A Marcopolo encerrou o primeiro trimestre de 2026 com lucro líquido de R$ 264,6 milhões, avanço de 8,8% em relação ao mesmo período do ano anterior. O resultado positivo veio apesar da queda de 1,3% na receita operacional líquida, que somou R$ 1,65 bilhão, e da redução no volume de produção e vendas. O desempenho foi sustentado por ganhos financeiros e pela expansão das operações internacionais, que compensaram o recuo no mercado doméstico e nas exportações diretas.
Estratégia de internacionalização impulsiona receita externa
A companhia, sediada em Caxias do Sul (RS), viu sua receita no mercado brasileiro cair 3,5%, para R$ 899,7 milhões, enquanto as exportações diretas a partir do Brasil recuaram 9%, totalizando R$ 159,3 milhões. Em contrapartida, as operações no exterior — que incluem unidades na Austrália, México e outros países — cresceram 4,6%, alcançando R$ 596,2 milhões. Esse movimento reflete a estratégia de internacionalização da empresa, cada vez mais dependente de suas controladas fora do país para manter o crescimento.
O lucro antes de juros, impostos, depreciação e amortização (Ebitda) atingiu R$ 304,8 milhões, alta de 16,3% sobre o 1T25. A margem Ebitda saltou 2,8 pontos percentuais, para 18,14%, indicando maior eficiência operacional. O resultado financeiro líquido, no entanto, caiu de R$ 109,3 milhões para R$ 69,6 milhões, ainda assim contribuindo de forma relevante para o lucro final.
Dados adicionais obtidos com exclusividade pelo InfoMoney mostram que a produção total da Marcopolo no trimestre foi de 2.997 veículos, queda de 9% na comparação anual. As vendas recuaram 8,5%, para 3.016 unidades. A redução na atividade industrial contrasta com o crescimento do lucro, evidenciando que os ganhos vieram mais da gestão financeira e de câmbio do que do aumento da demanda.
Sustentabilidade do lucro sob análise
A alta do lucro em meio à contração da receita e da produção acende um alerta sobre a sustentabilidade do resultado. A valorização do real frente ao dólar gerou ganhos não recorrentes com operações de hedge, que inflaram o resultado financeiro. Sem esse efeito, o lucro poderia ter sido pressionado. Analistas ouvidos pela reportagem destacam que a dependência de receitas do exterior — que já representam 36% do total — expõe a companhia a oscilações cambiais e a riscos geopolíticos.
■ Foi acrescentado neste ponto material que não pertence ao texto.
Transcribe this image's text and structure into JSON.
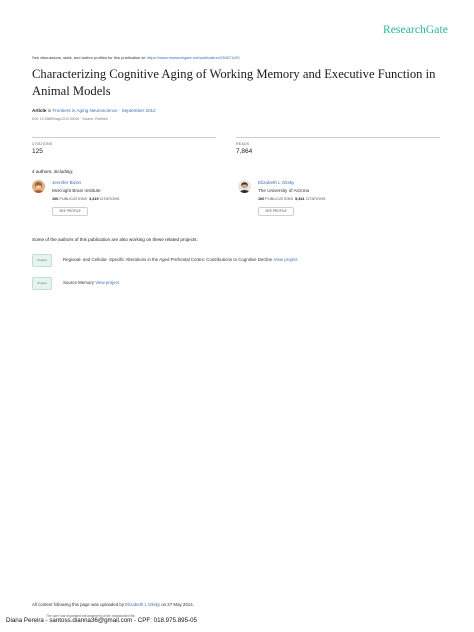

O CFO da Marcopolo, em nota, afirmou que “a estratégia de diversificação geográfica e a disciplina financeira permitiram entregar um trimestre sólido, mesmo com o cenário desafiador no mercado doméstico”. A empresa também ressaltou que a carteira de pedidos segue em níveis saudáveis, especialmente no segmento de rodoviários e micro-ônibus, embora não tenha detalhado números.
A reação do mercado foi moderada. As ações preferenciais da Marcopolo (POMO4) fecharam o dia com leve alta de 0,8%, cotadas a R$ 5,12, após oscilarem durante o pregão. Investidores mostraram cautela diante da queda na produção e da incerteza sobre a continuidade dos ganhos cambiais. “O resultado foi bom, mas a qualidade do lucro preocupa. Se o câmbio reverter, a empresa pode sentir”, avaliou um gestor de fundos que prefere não se identificar.
Para os próximos trimestres, a Marcopolo projeta estabilidade na demanda doméstica e crescimento moderado no exterior, com destaque para a Austrália, onde a controlada Volgren tem ampliado participação. A empresa também anunciou investimentos de R$ 120 milhões em modernização de fábricas no Brasil e no México, visando aumentar a eficiência e reduzir custos. O desafio será transformar a recuperação operacional em crescimento sustentável, sem depender excessivamente de fatores externos.